Rather than exercising jurisdiction based on prior injuries or actual harms, the court sustained the petition based on two concerns related to future risk. First, the court was concerned that the parents failed to appreciate the safety risks to the baby of Mother's behavior pattern; and, secondly, the court feared that without dependency supervision the parents might move out of the grandparents' home. These concerns about future risks, however, are based not on evidence in the record or reasonable inferences from that evidence, but instead entirely on speculation. The parents understood Mother's challenges and the risks of her behavior—they implemented a safety plan which they followed—when Mother became overly frustrated and upset, she would give S.L. to Father or placed the baby in the bassinet and leave the room so she could calm down. And when the dangers of keeping the baby in a locked room were pointed out to the parents, they agreed to keep the room unlocked, and the social worker's follow-up visits confirmed they had complied with those instructions. The paternal grandparents closely monitored Mother. And although the parents were initially reluctant to do so, they ultimately agreed to participate in assessments and other services through their church. Thus, contrary to the court's observation, the evidence in the record showed that the parents appreciated the risks associated with Mother's behavior and had employed a plan to address them.

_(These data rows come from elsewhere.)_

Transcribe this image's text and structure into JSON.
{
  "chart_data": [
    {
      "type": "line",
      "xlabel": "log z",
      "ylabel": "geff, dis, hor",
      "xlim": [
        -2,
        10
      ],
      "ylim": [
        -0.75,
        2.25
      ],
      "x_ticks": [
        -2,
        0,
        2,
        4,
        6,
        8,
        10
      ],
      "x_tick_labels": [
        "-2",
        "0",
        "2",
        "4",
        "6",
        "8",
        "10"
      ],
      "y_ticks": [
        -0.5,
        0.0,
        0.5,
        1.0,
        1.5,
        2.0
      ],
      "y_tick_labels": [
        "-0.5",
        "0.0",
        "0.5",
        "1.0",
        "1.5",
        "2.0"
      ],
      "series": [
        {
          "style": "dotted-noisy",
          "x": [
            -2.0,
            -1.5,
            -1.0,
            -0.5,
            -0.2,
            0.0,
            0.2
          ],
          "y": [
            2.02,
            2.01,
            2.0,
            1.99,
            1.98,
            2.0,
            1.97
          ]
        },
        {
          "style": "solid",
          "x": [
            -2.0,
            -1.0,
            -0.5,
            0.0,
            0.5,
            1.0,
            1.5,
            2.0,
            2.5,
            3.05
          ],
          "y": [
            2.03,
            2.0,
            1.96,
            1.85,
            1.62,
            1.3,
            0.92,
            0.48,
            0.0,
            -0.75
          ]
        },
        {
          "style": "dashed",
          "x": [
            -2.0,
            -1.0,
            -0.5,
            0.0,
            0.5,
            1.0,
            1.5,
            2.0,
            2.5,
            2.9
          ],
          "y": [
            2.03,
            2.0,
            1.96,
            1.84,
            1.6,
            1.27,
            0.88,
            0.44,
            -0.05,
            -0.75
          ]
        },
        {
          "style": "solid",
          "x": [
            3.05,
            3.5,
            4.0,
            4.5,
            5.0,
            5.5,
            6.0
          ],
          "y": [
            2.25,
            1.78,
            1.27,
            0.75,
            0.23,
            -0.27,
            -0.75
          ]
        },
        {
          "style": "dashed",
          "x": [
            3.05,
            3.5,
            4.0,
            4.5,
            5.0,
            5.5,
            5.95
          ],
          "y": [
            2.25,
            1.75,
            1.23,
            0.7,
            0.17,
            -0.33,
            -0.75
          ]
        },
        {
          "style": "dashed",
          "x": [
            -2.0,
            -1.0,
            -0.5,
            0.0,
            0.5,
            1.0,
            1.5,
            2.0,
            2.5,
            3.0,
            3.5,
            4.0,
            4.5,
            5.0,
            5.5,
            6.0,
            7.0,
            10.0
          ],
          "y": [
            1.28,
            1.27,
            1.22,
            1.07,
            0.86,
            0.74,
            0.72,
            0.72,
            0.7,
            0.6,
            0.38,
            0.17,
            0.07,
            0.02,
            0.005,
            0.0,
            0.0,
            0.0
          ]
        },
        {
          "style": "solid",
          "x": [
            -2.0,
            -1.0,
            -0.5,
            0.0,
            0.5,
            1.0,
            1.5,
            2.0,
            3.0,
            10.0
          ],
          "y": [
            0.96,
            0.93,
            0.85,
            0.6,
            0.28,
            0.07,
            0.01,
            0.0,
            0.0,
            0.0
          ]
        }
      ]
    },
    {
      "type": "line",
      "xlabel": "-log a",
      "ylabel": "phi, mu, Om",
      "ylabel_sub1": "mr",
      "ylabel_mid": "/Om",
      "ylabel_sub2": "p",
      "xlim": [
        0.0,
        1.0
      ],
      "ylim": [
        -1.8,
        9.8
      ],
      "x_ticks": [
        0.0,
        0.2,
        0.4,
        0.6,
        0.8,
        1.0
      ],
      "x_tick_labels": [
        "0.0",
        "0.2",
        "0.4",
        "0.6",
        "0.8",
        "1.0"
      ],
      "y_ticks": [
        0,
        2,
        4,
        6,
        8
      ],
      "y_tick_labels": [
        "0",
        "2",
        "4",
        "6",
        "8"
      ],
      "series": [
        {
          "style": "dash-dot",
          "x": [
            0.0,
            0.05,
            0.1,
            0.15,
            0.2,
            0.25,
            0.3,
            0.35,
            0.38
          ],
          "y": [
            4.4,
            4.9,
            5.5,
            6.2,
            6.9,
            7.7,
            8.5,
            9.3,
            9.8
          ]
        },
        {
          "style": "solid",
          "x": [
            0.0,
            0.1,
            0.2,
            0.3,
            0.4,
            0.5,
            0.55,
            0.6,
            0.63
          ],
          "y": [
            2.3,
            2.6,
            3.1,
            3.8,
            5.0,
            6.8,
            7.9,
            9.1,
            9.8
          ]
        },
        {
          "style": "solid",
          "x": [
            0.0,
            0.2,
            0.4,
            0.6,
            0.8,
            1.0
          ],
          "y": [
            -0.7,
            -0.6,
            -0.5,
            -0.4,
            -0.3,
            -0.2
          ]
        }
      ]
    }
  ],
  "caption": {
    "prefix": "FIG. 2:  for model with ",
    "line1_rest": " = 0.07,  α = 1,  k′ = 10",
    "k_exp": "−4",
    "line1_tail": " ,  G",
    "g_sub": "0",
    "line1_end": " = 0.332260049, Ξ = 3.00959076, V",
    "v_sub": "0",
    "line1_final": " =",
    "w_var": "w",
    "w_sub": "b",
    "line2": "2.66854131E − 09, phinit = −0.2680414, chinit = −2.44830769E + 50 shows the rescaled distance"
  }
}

As to the court's second concern about the potential loss of housing support from the grandparents, there was no evidence that the family planned to move from grandparents' home at any point in the future. The parental grandparents consistently expressed support for the parents and their granddaughter; they willingly provided housing and other caretaking assistance to the family without limitation or reservation. In addition, it appeared that the family did not have the financial means to leave the grandparent's home at any time soon and that the parents appreciated the support and the safety-net the parental grandparents provided.
Indeed, "the circumstances under which the juvenile court is authorized to take jurisdiction of a child are narrowly defined." (In re Nicholas B. (2001) 88 Cal.App.4th 1126, 1134.) Here DCFS did not satisfy its burden of proof under section 300, subdivision (b)(1). In our view, the evidence before it did not justify the juvenile court's intervention because the baby was not injured and the family took steps to address concerns raised by DCFS. Nor is there any reason to believe that the family will be unable to safely handle any future problems. Thus, the juvenile court erred in asserting jurisdiction over S.L. and its jurisdictional finding must be reversed. "In light of our determination that the jurisdictional order must be reversed, the dispositional and all subsequent orders . . . are moot." (In re Nicholas, supra, 88 Cal.App.4th at p. 1137.)
The orders are reversed. The juvenile court is ordered to enter an order dismissing the dependency petition.
JOHNSON, J. and BENDIX, J., concurs.